Pour obtenir une efficacité maximale, les épontilles doivent être beaucoup plus hautes que le poisson chargé dans le compartiment. Dans le cas à l'étude, la hauteur des épontilles transversales devait nécessairement être limitée pour faciliter le chargement de la prise du fait qu'il n'y avait que quatre écoutillons sur le pont et une trappe d'accès dans le panneau pour charger le poisson dans la cale avant. Toutefois, tel n'était pas le cas pour les épontilles longitudinales. Si les épontilles longitudinales avaient été installées le plus près possible du barrot de pont, il aurait été possible d'atténuer les effets indésirables que le déplacement de la cargaison avait sur la stabilité transversale du navire. Cela aurait également permis de charger davantage la cale à poisson.

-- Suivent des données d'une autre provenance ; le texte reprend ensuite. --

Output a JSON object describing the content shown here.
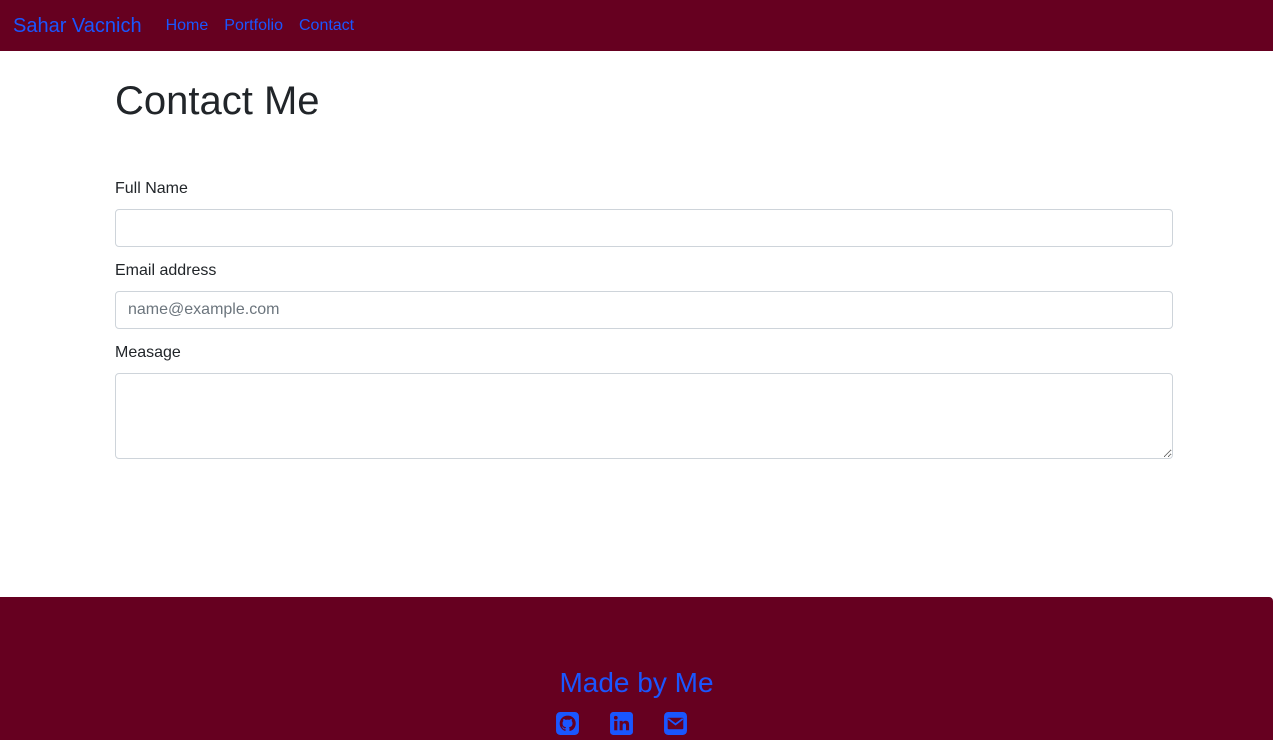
{
  "navbar": {
    "brand": "Sahar Vacnich",
    "links": [
      "Home",
      "Portfolio",
      "Contact"
    ]
  },
  "page": {
    "title": "Contact Me"
  },
  "form": {
    "full_name": {
      "label": "Full Name",
      "value": "",
      "placeholder": ""
    },
    "email": {
      "label": "Email address",
      "value": "",
      "placeholder": "name@example.com"
    },
    "message": {
      "label": "Measage",
      "value": ""
    }
  },
  "footer": {
    "title": "Made by Me",
    "icons": [
      "github-icon",
      "linkedin-icon",
      "envelope-icon"
    ]
  },
  "colors": {
    "nav_background": "#660020",
    "link": "#1a56ff"
  }
}
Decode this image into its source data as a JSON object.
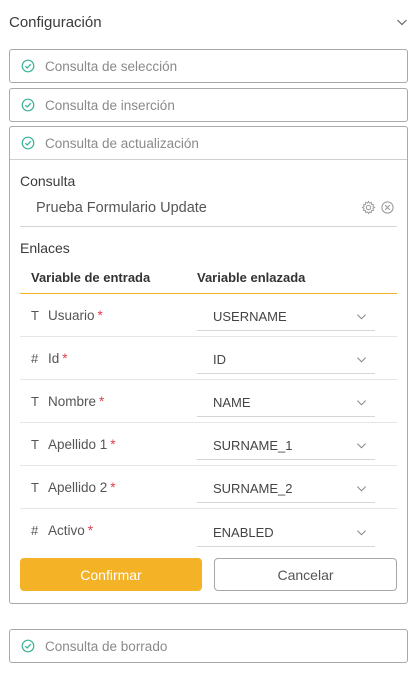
{
  "header": {
    "title": "Configuración",
    "chevron_icon": "chevron-down-icon"
  },
  "queries": {
    "select": {
      "label": "Consulta de selección"
    },
    "insert": {
      "label": "Consulta de inserción"
    },
    "update": {
      "label": "Consulta de actualización"
    },
    "delete": {
      "label": "Consulta de borrado"
    },
    "status_icon": "check-circle-icon",
    "status_color": "#3bb39a"
  },
  "update_panel": {
    "consulta_label": "Consulta",
    "consulta_value": "Prueba Formulario Update",
    "consulta_icons": [
      "gear-icon",
      "clear-icon"
    ],
    "enlaces_label": "Enlaces",
    "columns": {
      "input_variable": "Variable de entrada",
      "linked_variable": "Variable enlazada"
    },
    "rows": [
      {
        "type_symbol": "T",
        "type": "text",
        "name": "Usuario",
        "required": "*",
        "value": "USERNAME"
      },
      {
        "type_symbol": "#",
        "type": "number",
        "name": "Id",
        "required": "*",
        "value": "ID"
      },
      {
        "type_symbol": "T",
        "type": "text",
        "name": "Nombre",
        "required": "*",
        "value": "NAME"
      },
      {
        "type_symbol": "T",
        "type": "text",
        "name": "Apellido 1",
        "required": "*",
        "value": "SURNAME_1"
      },
      {
        "type_symbol": "T",
        "type": "text",
        "name": "Apellido 2",
        "required": "*",
        "value": "SURNAME_2"
      },
      {
        "type_symbol": "#",
        "type": "number",
        "name": "Activo",
        "required": "*",
        "value": "ENABLED"
      }
    ],
    "confirm_label": "Confirmar",
    "cancel_label": "Cancelar"
  },
  "colors": {
    "accent": "#f4b226",
    "required": "#e0404a",
    "check": "#3bb39a"
  }
}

2.5 Facteurs qui ont compromis la stabilité

Lorsque le bateau s'est trouvé face au vent et à la mer, il a commencé à embarquer de l'eau sur le pont avant. Le roulis sur tribord a dû causer le déplacement de la cargaison vers tribord, faisant ainsi augmenter l'angle de gîte de ce côté. Au moment où le mécanicien est monté sur le pont, environ 0,3 m d'eau de mer s'était accumulé du côté tribord, et la poussée de l'eau vers le côté tribord a dû accentuer la gîte, au point que les sabords de décharge tribord ont été submergés. Le fait que les sabords étaient submergés a dû ralentir encore davantage l'écoulement de l'eau de mer accumulée sur le pont. Le poids additionnel de l'eau de mer embarquée et retenue sur le pont a dû aggraver la situation, ce qui a fait augmenter la gîte progressivement. À cette situation s'ajoutait l'effet causé par le déplacement du poisson dans la cale.

Comme les portes donnant sur les emménagements du gaillard d'avant et de l'arrière étaient ouvertes, les compartiments situés sous le pont ont subi un envahissement par les hauts. Le fait d'avoir mis et maintenu la barre à gauche toute et d'avoir augmenté le régime des moteurs n'a fait qu'aggraver la situation parce que les forces centrifuges générées par le virage à gauche ont dû pousser vers tribord les liquides des citernes partiellement remplies. Ceci laisse croire que les forces générées par la manoeuvre et l'effet de carène liquide de l'eau de mer embarquée et des autres liquides, combinés au déplacement du poisson dans la cale, ont fait en sorte que le bateau ne pouvait plus se redresser. Le bateau a perdu toute sa stabilité transversale positive et a chaviré.

Les dommages causés aux fenêtres de la cuisine ont accéléré l'envahissement des emménagements et des espaces situés sous le pont; l'envahissement s'est poursuivi jusqu'à ce que le bateau perde toute sa réserve de flottabilité et coule.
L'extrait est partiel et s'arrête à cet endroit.